PAINT: Partner-Agnostic Intent-Aware Cooperative Transport with Legged Robots
Zhihao Cao, Tianxu An, Chenhao Li, Stelian Coros, Marco Hutter
TLDR
PAINT enables legged robots to cooperatively transport objects by inferring partner intent from proprioceptive feedback, without external sensors.
Key contributions
- Infers partner intent from proprioceptive feedback, eliminating external force-torque sensors.
- Hierarchical learning framework (PAINT) decouples intent understanding from robust locomotion.
- Enables compliant cooperative transport across diverse terrains, payloads, and partners.

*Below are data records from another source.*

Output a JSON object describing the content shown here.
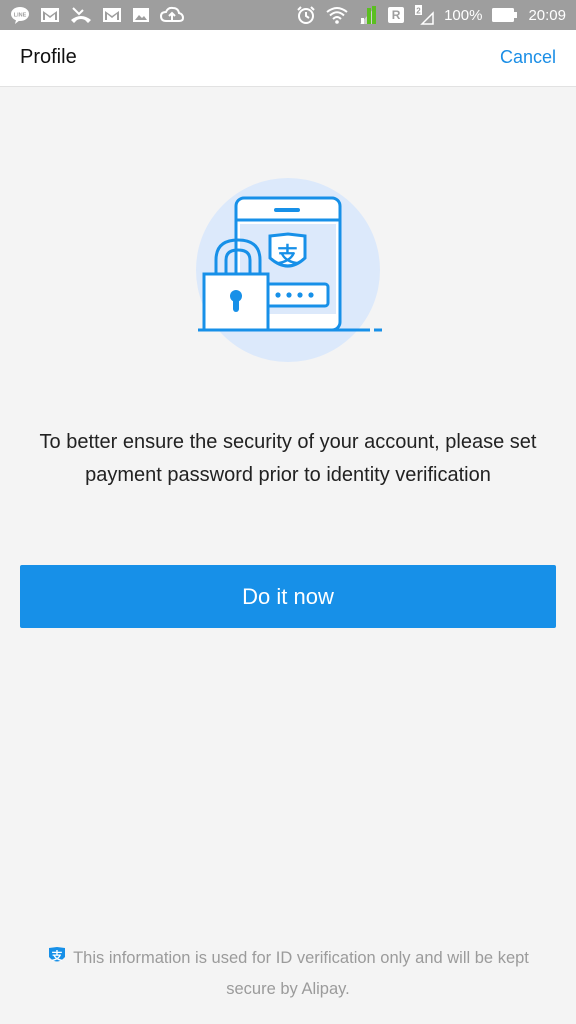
{
  "status_bar": {
    "battery_text": "100%",
    "time": "20:09",
    "roaming_badge": "R",
    "colors": {
      "bar": "#9e9e9e",
      "signal_accent": "#5bbf21"
    },
    "left_icons": [
      "line-app-icon",
      "gmail-icon",
      "missed-call-icon",
      "gmail-icon",
      "image-icon",
      "cloud-upload-icon"
    ],
    "right_icons": [
      "alarm-icon",
      "wifi-icon",
      "signal-icon",
      "roaming-badge",
      "sim2-signal-icon",
      "battery-icon"
    ]
  },
  "header": {
    "title": "Profile",
    "cancel_label": "Cancel"
  },
  "main": {
    "illustration_icon": "phone-lock-alipay-icon",
    "message": "To better ensure the security of your account, please set payment password prior to identity verification",
    "primary_button_label": "Do it now"
  },
  "footer": {
    "icon": "alipay-shield-icon",
    "text": "This information is used for ID verification only and will be kept secure by Alipay."
  },
  "colors": {
    "accent": "#1790e8",
    "link": "#1a8ee6",
    "background": "#f4f4f4",
    "illustration_circle": "#dce9fb"
  }
}
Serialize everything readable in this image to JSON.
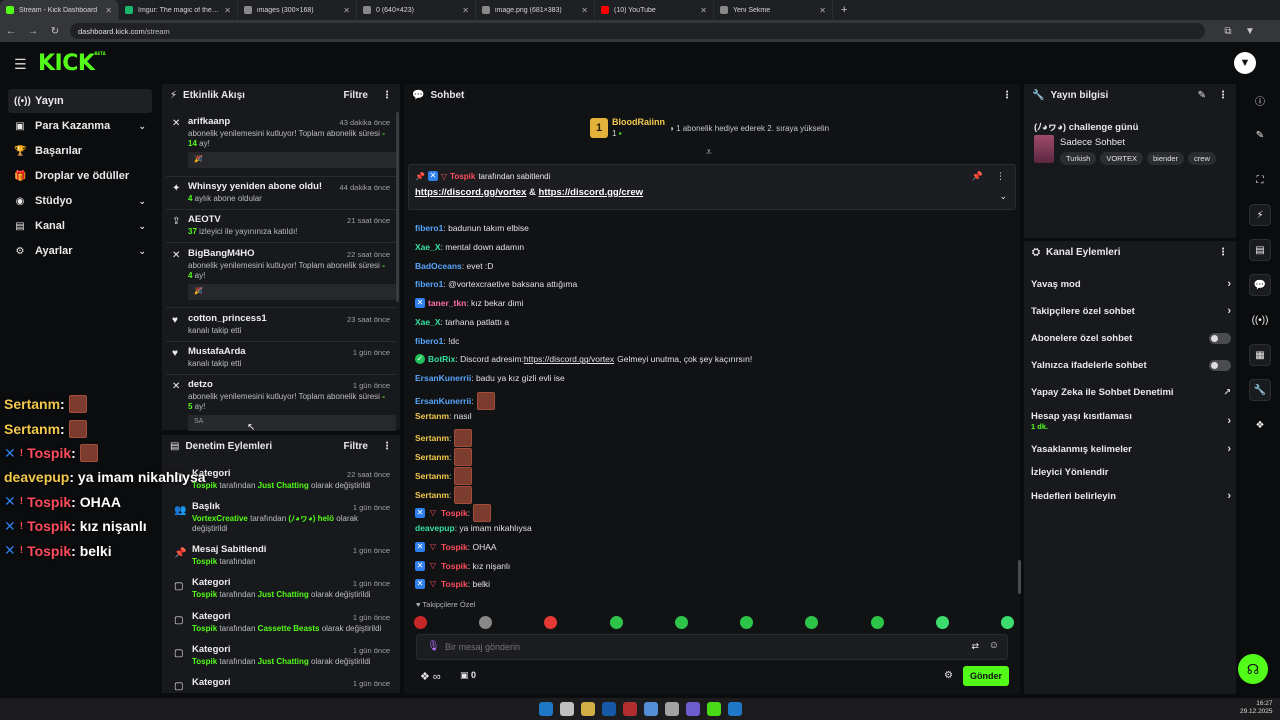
{
  "browser": {
    "tabs": [
      {
        "title": "Stream - Kick Dashboard",
        "color": "#53fc18",
        "active": true
      },
      {
        "title": "Imgur: The magic of the Internet",
        "color": "#1bb76e"
      },
      {
        "title": "images (300×168)",
        "color": "#888"
      },
      {
        "title": "0 (640×423)",
        "color": "#888"
      },
      {
        "title": "image.png (681×383)",
        "color": "#888"
      },
      {
        "title": "(10) YouTube",
        "color": "#ff0000"
      },
      {
        "title": "Yeni Sekme",
        "color": "#888"
      }
    ],
    "new_tab": "+",
    "url_host": "dashboard.kick.com",
    "url_path": "/stream"
  },
  "header": {
    "logo": "KICK",
    "logo_sup": "BETA"
  },
  "sidebar": {
    "items": [
      {
        "label": "Yayın",
        "icon": "broadcast-icon",
        "glyph": "((•))",
        "active": true
      },
      {
        "label": "Para Kazanma",
        "icon": "wallet-icon",
        "glyph": "▣",
        "chev": true
      },
      {
        "label": "Başarılar",
        "icon": "trophy-icon",
        "glyph": "🏆"
      },
      {
        "label": "Droplar ve ödüller",
        "icon": "gift-icon",
        "glyph": "🎁"
      },
      {
        "label": "Stüdyo",
        "icon": "studio-icon",
        "glyph": "◉",
        "chev": true
      },
      {
        "label": "Kanal",
        "icon": "channel-icon",
        "glyph": "▤",
        "chev": true
      },
      {
        "label": "Ayarlar",
        "icon": "gear-icon",
        "glyph": "⚙",
        "chev": true
      }
    ]
  },
  "activity": {
    "title": "Etkinlik Akışı",
    "filter": "Filtre",
    "events": [
      {
        "name": "arifkaanp",
        "time": "43 dakika önce",
        "text": "abonelik yenilemesini kutluyor! Toplam abonelik süresi",
        "hl": "- 14",
        "tail": " ay!",
        "quote": "🎉",
        "icon": "renew-icon",
        "g": "✕"
      },
      {
        "name": "Whinsyy yeniden abone oldu!",
        "time": "44 dakika önce",
        "hl": "4",
        "text": " aylık abone oldular",
        "icon": "sparkle-icon",
        "g": "✦"
      },
      {
        "name": "AEOTV",
        "time": "21 saat önce",
        "hl": "37",
        "text": " izleyici ile yayınınıza katıldı!",
        "icon": "raid-icon",
        "g": "⇪"
      },
      {
        "name": "BigBangM4HO",
        "time": "22 saat önce",
        "text": "abonelik yenilemesini kutluyor! Toplam abonelik süresi",
        "hl": "- 4",
        "tail": " ay!",
        "quote": "🎉",
        "icon": "renew-icon",
        "g": "✕"
      },
      {
        "name": "cotton_princess1",
        "time": "23 saat önce",
        "text": "kanalı takip etti",
        "icon": "heart-icon",
        "g": "♥"
      },
      {
        "name": "MustafaArda",
        "time": "1 gün önce",
        "text": "kanalı takip etti",
        "icon": "heart-icon",
        "g": "♥"
      },
      {
        "name": "detzo",
        "time": "1 gün önce",
        "text": "abonelik yenilemesini kutluyor! Toplam abonelik süresi",
        "hl": "- 5",
        "tail": " ay!",
        "quote": "SA",
        "icon": "renew-icon",
        "g": "✕"
      }
    ]
  },
  "moderation": {
    "title": "Denetim Eylemleri",
    "filter": "Filtre",
    "items": [
      {
        "title": "Kategori",
        "time": "22 saat önce",
        "who": "Tospik",
        "mid": " tarafından ",
        "target": "Just Chatting",
        "end": " olarak değiştirildi",
        "icon": "category-icon",
        "g": "▢"
      },
      {
        "title": "Başlık",
        "time": "1 gün önce",
        "who": "VortexCreative",
        "mid": " tarafından ",
        "target": "(ﾉ◕ヮ◕) helö",
        "end": " olarak değiştirildi",
        "icon": "users-icon",
        "g": "👥"
      },
      {
        "title": "Mesaj Sabitlendi",
        "time": "1 gün önce",
        "who": "Tospik",
        "mid": " tarafından",
        "target": "",
        "end": "",
        "icon": "pin-icon",
        "g": "📌"
      },
      {
        "title": "Kategori",
        "time": "1 gün önce",
        "who": "Tospik",
        "mid": " tarafından ",
        "target": "Just Chatting",
        "end": " olarak değiştirildi",
        "icon": "category-icon",
        "g": "▢"
      },
      {
        "title": "Kategori",
        "time": "1 gün önce",
        "who": "Tospik",
        "mid": " tarafından ",
        "target": "Cassette Beasts",
        "end": " olarak değiştirildi",
        "icon": "category-icon",
        "g": "▢"
      },
      {
        "title": "Kategori",
        "time": "1 gün önce",
        "who": "Tospik",
        "mid": " tarafından ",
        "target": "Just Chatting",
        "end": " olarak değiştirildi",
        "icon": "category-icon",
        "g": "▢"
      },
      {
        "title": "Kategori",
        "time": "1 gün önce",
        "who": "",
        "mid": "",
        "target": "",
        "end": "",
        "icon": "category-icon",
        "g": "▢"
      }
    ]
  },
  "chat": {
    "title": "Sohbet",
    "gift": {
      "rank": "1",
      "user": "BloodRaiinn",
      "count": "1",
      "text": "1 abonelik hediye ederek 2. sıraya yükselin"
    },
    "pinned": {
      "by": "Tospik",
      "by_text": " tarafından sabitlendi",
      "link1": "https://discord.gg/vortex",
      "amp": " & ",
      "link2": "https://discord.gg/crew"
    },
    "messages": [
      {
        "user": "fibero1",
        "color": "blue",
        "text": ": badunun takım elbise"
      },
      {
        "user": "Xae_X",
        "color": "teal",
        "text": ": mental down adamın"
      },
      {
        "user": "BadOceans",
        "color": "blue",
        "text": ": evet :D"
      },
      {
        "user": "fibero1",
        "color": "blue",
        "text": ": @vortexcraetive baksana attığıma"
      },
      {
        "user": "taner_tkn",
        "color": "pink",
        "text": ": kız bekar dimi",
        "badges": [
          "✕ "
        ]
      },
      {
        "user": "Xae_X",
        "color": "teal",
        "text": ": tarhana patlattı a"
      },
      {
        "user": "fibero1",
        "color": "blue",
        "text": ": !dc"
      },
      {
        "user": "BotRix",
        "color": "teal",
        "text": ": Discord adresim: ",
        "link": "https://discord.gg/vortex",
        "after": " Gelmeyi unutma, çok şey kaçırırsın!",
        "badges": [
          "✓"
        ]
      },
      {
        "user": "ErsanKunerrii",
        "color": "blue",
        "text": ": badu ya kız gizli evli ise"
      },
      {
        "user": "ErsanKunerrii",
        "color": "blue",
        "text": ":",
        "emote": true
      },
      {
        "user": "Sertanm",
        "color": "yel",
        "text": ": nasıl"
      },
      {
        "user": "Sertanm",
        "color": "yel",
        "text": ":",
        "emote": true
      },
      {
        "user": "Sertanm",
        "color": "yel",
        "text": ":",
        "emote": true
      },
      {
        "user": "Sertanm",
        "color": "yel",
        "text": ":",
        "emote": true
      },
      {
        "user": "Sertanm",
        "color": "yel",
        "text": ":",
        "emote": true
      },
      {
        "user": "Tospik",
        "color": "red",
        "text": ":",
        "emote": true,
        "badges": [
          "✕",
          "▽"
        ]
      },
      {
        "user": "deavepup",
        "color": "teal",
        "text": ": ya imam nikahlıysa"
      },
      {
        "user": "Tospik",
        "color": "red",
        "text": ": OHAA",
        "badges": [
          "✕",
          "▽"
        ]
      },
      {
        "user": "Tospik",
        "color": "red",
        "text": ": kız nişanlı",
        "badges": [
          "✕",
          "▽"
        ]
      },
      {
        "user": "Tospik",
        "color": "red",
        "text": ": belki",
        "badges": [
          "✕",
          "▽"
        ]
      }
    ],
    "followers_only": "♥ Takipçilere Özel",
    "placeholder": "Bir mesaj gönderin",
    "send": "Gönder",
    "points": "0"
  },
  "overlay": [
    {
      "user": "Sertanm",
      "text": ":",
      "emote": true,
      "color": "#f2c94c"
    },
    {
      "user": "Sertanm",
      "text": ":",
      "emote": true,
      "color": "#f2c94c"
    },
    {
      "user": "Tospik",
      "text": ":",
      "emote": true,
      "color": "#ff4d5e",
      "badges": true
    },
    {
      "user": "deavepup",
      "text": ": ya imam nikahlıysa",
      "color": "#f2c94c"
    },
    {
      "user": "Tospik",
      "text": ": OHAA",
      "color": "#ff4d5e",
      "badges": true
    },
    {
      "user": "Tospik",
      "text": ": kız nişanlı",
      "color": "#ff4d5e",
      "badges": true
    },
    {
      "user": "Tospik",
      "text": ": belki",
      "color": "#ff4d5e",
      "badges": true
    }
  ],
  "stream_info": {
    "title": "Yayın bilgisi",
    "stream_title": "(ﾉ◕ヮ◕) challenge günü",
    "category": "Sadece Sohbet",
    "tags": [
      "Turkish",
      "VORTEX",
      "biender",
      "crew"
    ]
  },
  "channel_actions": {
    "title": "Kanal Eylemleri",
    "items": [
      {
        "label": "Yavaş mod",
        "type": "chev"
      },
      {
        "label": "Takipçilere özel sohbet",
        "type": "chev"
      },
      {
        "label": "Abonelere özel sohbet",
        "type": "toggle"
      },
      {
        "label": "Yalnızca ifadelerle sohbet",
        "type": "toggle"
      },
      {
        "label": "Yapay Zeka ile Sohbet Denetimi",
        "type": "ext"
      },
      {
        "label": "Hesap yaşı kısıtlaması",
        "sub": "1 dk.",
        "type": "chev"
      },
      {
        "label": "Yasaklanmış kelimeler",
        "type": "chev"
      },
      {
        "label": "İzleyici Yönlendir",
        "type": "none"
      },
      {
        "label": "Hedefleri belirleyin",
        "type": "chev"
      }
    ]
  },
  "taskbar": {
    "time": "16:27",
    "date": "29.12.2025"
  },
  "colors": {
    "accent": "#53fc18",
    "bg": "#0b0c0e",
    "panel": "#18191c"
  }
}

- Scales to decentralized multi-robot transport and transfers across robot embodiments.
Why it matters
This paper addresses the challenge of collaborative transport in complex environments. PAINT offers a scalable and lightweight solution by inferring partner intent from proprioceptive feedback, eliminating the need for external sensors. This makes robot collaboration more practical and adaptable for diverse real-world applications.
Original Abstract
Collaborative transport requires robots to infer partner intent through physical interaction while maintaining stable loco-manipulation. This becomes particularly challenging in complex environments, where interaction signals are difficult to capture and model. We present PAINT, a lightweight yet efficient hierarchical learning framework for partner-agonistic intent-aware collaborative legged transport that infers partner intent directly from proprioceptive feedback. PAINT decouples intent understanding from terrain-robust locomotion: A high-level policy infers the partner interaction wrench using an intent estimator and a teacher-student training scheme, while a low-level locomotion backbone ensures robust execution. This enables lightweight deployment without external force-torque sensing or payload tracking. Extensive simulation and real-world experiments demonstrate compliant cooperative transport across diverse terrains, payloads, and partners. Furthermore, we show that PAINT naturally scales to decentralized multi-robot transport and transfers across robot embodiments by swapping the underlying locomotion backbone. Our results suggest that proprioceptive signals in payload-coupled interaction provide a scalable interface for partner-agnostic intent-aware collaborative transport.